Elizabeth gave him a hard stare, wondering if he were daring to contradict her. She decided that the remark was meant to be a witticism, something connected with surgery, on which no doubt his mind ran day and night. She disapproved of surgery, and often said with finality that she did not believe in The Knife; her tone suggested, as her great-nephew Palin had already remarked—though not to her—a carving-knife, and possibly also a carving-fork. Palin Carn sat at the other end of the table; he had been placed there by his great-aunt. She liked him, against her will and judgment, against her powerful determination. She also feared him; not for anything he could do to herself, but because he was attractive.

She intended to get rid of him. He had been here for one week, and that was too long. He was dark, good-looking and like all the Carns he had a sharp and irreverent tongue. She feared his tongue, for he was quicker-witted than she, and she would not be laughed at or even smiled at by anyone who sat at her table.
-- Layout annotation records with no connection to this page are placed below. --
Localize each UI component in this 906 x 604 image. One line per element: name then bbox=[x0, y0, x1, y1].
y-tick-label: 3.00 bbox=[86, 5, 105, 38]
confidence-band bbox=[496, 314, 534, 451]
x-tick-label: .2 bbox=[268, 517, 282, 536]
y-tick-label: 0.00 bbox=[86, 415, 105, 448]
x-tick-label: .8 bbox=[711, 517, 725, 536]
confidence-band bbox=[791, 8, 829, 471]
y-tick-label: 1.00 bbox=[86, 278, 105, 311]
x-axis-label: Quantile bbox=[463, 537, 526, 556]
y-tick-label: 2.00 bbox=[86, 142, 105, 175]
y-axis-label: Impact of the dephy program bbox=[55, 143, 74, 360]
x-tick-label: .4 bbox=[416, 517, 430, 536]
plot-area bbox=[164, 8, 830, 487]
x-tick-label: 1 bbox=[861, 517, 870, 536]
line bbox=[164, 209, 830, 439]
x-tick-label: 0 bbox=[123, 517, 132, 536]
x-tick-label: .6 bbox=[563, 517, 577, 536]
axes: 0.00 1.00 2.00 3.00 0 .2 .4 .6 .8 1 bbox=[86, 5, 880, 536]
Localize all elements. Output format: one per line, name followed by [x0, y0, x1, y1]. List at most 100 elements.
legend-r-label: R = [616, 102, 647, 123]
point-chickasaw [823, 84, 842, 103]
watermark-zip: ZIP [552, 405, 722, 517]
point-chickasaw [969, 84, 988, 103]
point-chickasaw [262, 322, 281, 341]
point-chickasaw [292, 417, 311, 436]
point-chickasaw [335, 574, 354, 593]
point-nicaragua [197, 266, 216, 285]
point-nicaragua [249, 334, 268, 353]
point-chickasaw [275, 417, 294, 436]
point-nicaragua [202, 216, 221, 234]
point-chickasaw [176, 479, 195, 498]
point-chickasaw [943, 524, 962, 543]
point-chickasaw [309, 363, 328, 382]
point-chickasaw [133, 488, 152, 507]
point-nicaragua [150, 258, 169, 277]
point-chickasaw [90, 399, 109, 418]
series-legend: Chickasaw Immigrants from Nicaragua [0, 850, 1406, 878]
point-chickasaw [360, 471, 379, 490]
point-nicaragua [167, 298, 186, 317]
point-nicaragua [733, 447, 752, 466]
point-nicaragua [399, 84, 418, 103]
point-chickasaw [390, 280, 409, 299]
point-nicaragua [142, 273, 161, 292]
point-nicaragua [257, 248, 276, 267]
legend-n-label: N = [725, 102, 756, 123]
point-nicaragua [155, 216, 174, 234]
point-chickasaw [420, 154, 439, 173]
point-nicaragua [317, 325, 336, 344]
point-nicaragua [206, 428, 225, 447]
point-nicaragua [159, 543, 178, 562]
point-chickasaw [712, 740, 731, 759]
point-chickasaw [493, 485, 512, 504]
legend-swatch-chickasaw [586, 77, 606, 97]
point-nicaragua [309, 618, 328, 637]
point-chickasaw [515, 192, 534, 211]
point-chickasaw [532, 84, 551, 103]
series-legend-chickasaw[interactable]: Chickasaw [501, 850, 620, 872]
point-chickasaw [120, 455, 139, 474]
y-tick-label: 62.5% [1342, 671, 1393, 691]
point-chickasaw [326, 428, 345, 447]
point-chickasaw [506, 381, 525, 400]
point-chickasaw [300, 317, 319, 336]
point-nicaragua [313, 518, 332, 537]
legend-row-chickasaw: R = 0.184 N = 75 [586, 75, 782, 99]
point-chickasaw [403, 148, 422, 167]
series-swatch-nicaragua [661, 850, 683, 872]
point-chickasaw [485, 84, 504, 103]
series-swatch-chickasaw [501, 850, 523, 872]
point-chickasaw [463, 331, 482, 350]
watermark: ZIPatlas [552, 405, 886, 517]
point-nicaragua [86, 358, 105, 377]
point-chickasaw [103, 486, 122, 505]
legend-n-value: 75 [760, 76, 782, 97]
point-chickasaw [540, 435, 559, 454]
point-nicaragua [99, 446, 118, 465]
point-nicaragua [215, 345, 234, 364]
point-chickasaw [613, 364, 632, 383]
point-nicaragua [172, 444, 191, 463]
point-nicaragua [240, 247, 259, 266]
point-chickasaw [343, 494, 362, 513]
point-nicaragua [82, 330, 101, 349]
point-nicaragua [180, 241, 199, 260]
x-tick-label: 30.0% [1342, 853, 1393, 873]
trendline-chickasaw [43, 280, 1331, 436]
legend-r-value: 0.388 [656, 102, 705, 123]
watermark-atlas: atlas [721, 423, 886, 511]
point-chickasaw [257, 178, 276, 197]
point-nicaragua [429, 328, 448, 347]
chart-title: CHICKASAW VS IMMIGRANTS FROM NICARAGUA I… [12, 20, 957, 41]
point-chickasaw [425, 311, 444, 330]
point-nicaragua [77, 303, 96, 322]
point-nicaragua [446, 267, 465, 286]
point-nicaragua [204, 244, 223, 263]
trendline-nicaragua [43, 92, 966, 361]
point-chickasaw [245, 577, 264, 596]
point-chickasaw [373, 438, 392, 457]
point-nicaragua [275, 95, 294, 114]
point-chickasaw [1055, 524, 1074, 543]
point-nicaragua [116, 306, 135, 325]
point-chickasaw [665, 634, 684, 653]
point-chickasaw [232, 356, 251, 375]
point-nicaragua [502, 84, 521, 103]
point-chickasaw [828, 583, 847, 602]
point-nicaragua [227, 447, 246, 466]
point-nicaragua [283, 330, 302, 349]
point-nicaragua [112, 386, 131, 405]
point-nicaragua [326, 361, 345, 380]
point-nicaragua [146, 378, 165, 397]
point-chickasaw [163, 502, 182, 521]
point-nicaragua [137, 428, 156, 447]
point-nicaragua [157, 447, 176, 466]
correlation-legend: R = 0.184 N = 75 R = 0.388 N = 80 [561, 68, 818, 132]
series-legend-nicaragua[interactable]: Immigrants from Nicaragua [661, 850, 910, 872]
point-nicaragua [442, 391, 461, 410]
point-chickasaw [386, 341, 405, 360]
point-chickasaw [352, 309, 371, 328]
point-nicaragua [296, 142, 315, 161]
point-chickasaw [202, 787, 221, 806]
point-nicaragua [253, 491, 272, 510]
She had placed him at the foot of the table so that she could watch him. On his right hand she had set her elder sister, Lady Mary, and on his left hand the formidable Jane. Palin could hardly see Augusta from his position, and could not talk to her at all. Augusta, wedged between the Bishop and young Gerald, could neither talk to nor look at Palin.

Lady Elizabeth smiled.

She rightly judged that Palin, like all the Carns, was impressionable, and that he had fallen in love with her darling, her adopted daughter Augusta, whose twenty-first birthday, occurring in two days’ time, they were assembled to celebrate. Whether Augusta responded at all, Lady Elizabeth could not tell, though she watched closely.

But all the Carns were attractive, as Elizabeth knew to her cost, and this young man Palin, with his graceful ways, and his self-confidence acquired through residence in America, was the most dangerous Carn she had ever seen, excepting only her own particular Carn, that Percival who had charmed her and married her over fifty years ago, and then…

But this Carn was not going to get her darling, her Augusta.

She knew of a way to pour boiling oil on any such attack upon her citadel.